MikroTik

I have a block of IP addresses that my data center provides to me. I am currently using one of them as the WAN IP on my Mikrotik router. I need to use the others on a single web server, as Apache requires that you use a separate external IP address for each SSL certificate. I want to keep the server behind my Mikrotik firewall, but I need to somehow map the external IP addresses to the internal server.

I understand that I can use this tutorial to route the external IPs to internal IPs, but I need Apache to use the external IPs rather than internal ones at the server level.

What is the best way to give my web server external IP addresses while remaining behind my Mikrotik firewall?

How are these IPs provided to you? e.g. Does the ISP expect the IPs all to be available on your WAN interface or is the ISP routing a block of public IPs via an independent link network (using a different IP range).

How are these IPs provided to you? e.g. Does the ISP expect the IPs all to be available on your WAN interface or is the ISP routing a block of public IPs via an independent link network (using a different IP range).

It's a small /30 block routed via my primary WAN IP.
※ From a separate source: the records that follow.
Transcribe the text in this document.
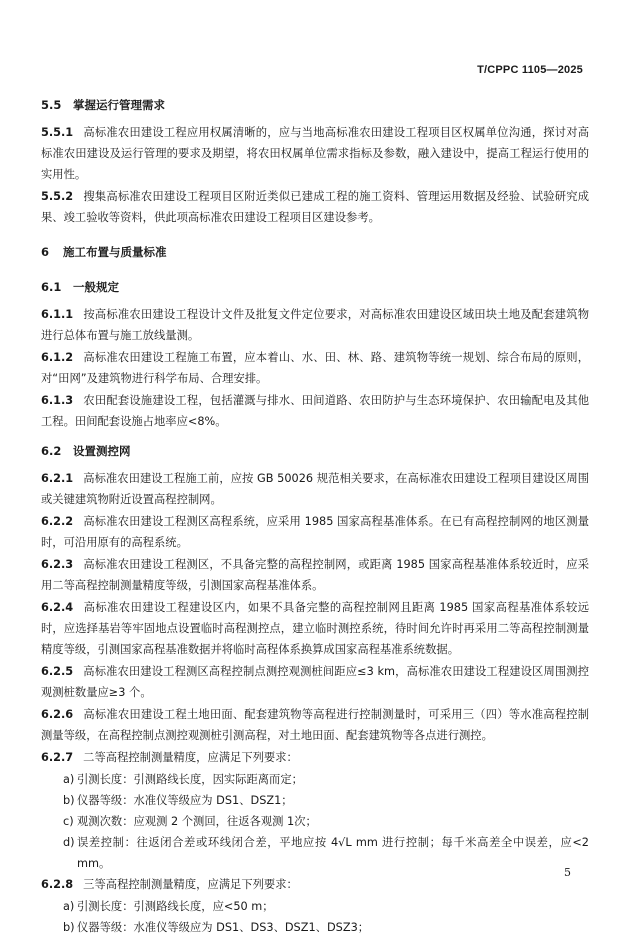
T/CPPC 1105—2025
5.5 掌握运行管理需求
5.5.1 高标准农田建设工程应用权属清晰的，应与当地高标准农田建设工程项目区权属单位沟通，探讨对高标准农田建设及运行管理的要求及期望，将农田权属单位需求指标及参数，融入建设中，提高工程运行使用的实用性。
5.5.2 搜集高标准农田建设工程项目区附近类似已建成工程的施工资料、管理运用数据及经验、试验研究成果、竣工验收等资料，供此项高标准农田建设工程项目区建设参考。
6 施工布置与质量标准
6.1 一般规定
6.1.1 按高标准农田建设工程设计文件及批复文件定位要求，对高标准农田建设区域田块土地及配套建筑物进行总体布置与施工放线量测。
6.1.2 高标准农田建设工程施工布置，应本着山、水、田、林、路、建筑物等统一规划、综合布局的原则，对“田网”及建筑物进行科学布局、合理安排。
6.1.3 农田配套设施建设工程，包括灌溉与排水、田间道路、农田防护与生态环境保护、农田输配电及其他工程。田间配套设施占地率应<8%。
6.2 设置测控网
6.2.1 高标准农田建设工程施工前，应按 GB 50026 规范相关要求，在高标准农田建设工程项目建设区周围或关键建筑物附近设置高程控制网。
6.2.2 高标准农田建设工程测区高程系统，应采用 1985 国家高程基准体系。在已有高程控制网的地区测量时，可沿用原有的高程系统。
6.2.3 高标准农田建设工程测区，不具备完整的高程控制网，或距离 1985 国家高程基准体系较近时，应采用二等高程控制测量精度等级，引测国家高程基准体系。
6.2.4 高标准农田建设工程建设区内，如果不具备完整的高程控制网且距离 1985 国家高程基准体系较远时，应选择基岩等牢固地点设置临时高程测控点，建立临时测控系统，待时间允许时再采用二等高程控制测量精度等级，引测国家高程基准数据并将临时高程体系换算成国家高程基准系统数据。
6.2.5 高标准农田建设工程测区高程控制点测控观测桩间距应≤3 km，高标准农田建设工程建设区周围测控观测桩数量应≥3 个。
6.2.6 高标准农田建设工程土地田面、配套建筑物等高程进行控制测量时，可采用三（四）等水准高程控制测量等级，在高程控制点测控观测桩引测高程，对土地田面、配套建筑物等各点进行测控。
6.2.7 二等高程控制测量精度，应满足下列要求：
a) 引测长度：引测路线长度，因实际距离而定；
b) 仪器等级：水准仪等级应为 DS1、DSZ1；
c) 观测次数：应观测 2 个测回，往返各观测 1次；
d) 误差控制：往返闭合差或环线闭合差，平地应按 4√L mm 进行控制；每千米高差全中误差，应<2 mm。
6.2.8 三等高程控制测量精度，应满足下列要求：
a) 引测长度：引测路线长度，应<50 m；
b) 仪器等级：水准仪等级应为 DS1、DS3、DSZ1、DSZ3；
5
If it is /30, then it is just a point-to-point connection, one is your ISP and one is your WAN IP.
Or do you have more IP blocks?

It seems you must use the ip assigned to your wan.
You can NAT ports of this IP to you private server ip.

It's a small /30 block routed via my primary WAN IP.

If you use the link network WAN IP as your RouterBoard's WAN IP then that will free up the /30. You could then assign the /30 to an internal interface which would allow you to use 2 of the addresses on servers. Alternatively you could use private IPs internally but assign each of the 4 public IPs to a server as a /32 allocation. You would then have to have the RouterBoard route to each of the /32 public IPs via a private IP but you could then use all 4 of the /30 addresses on different networks with the slight downside that you are routing public IPs via private IPs.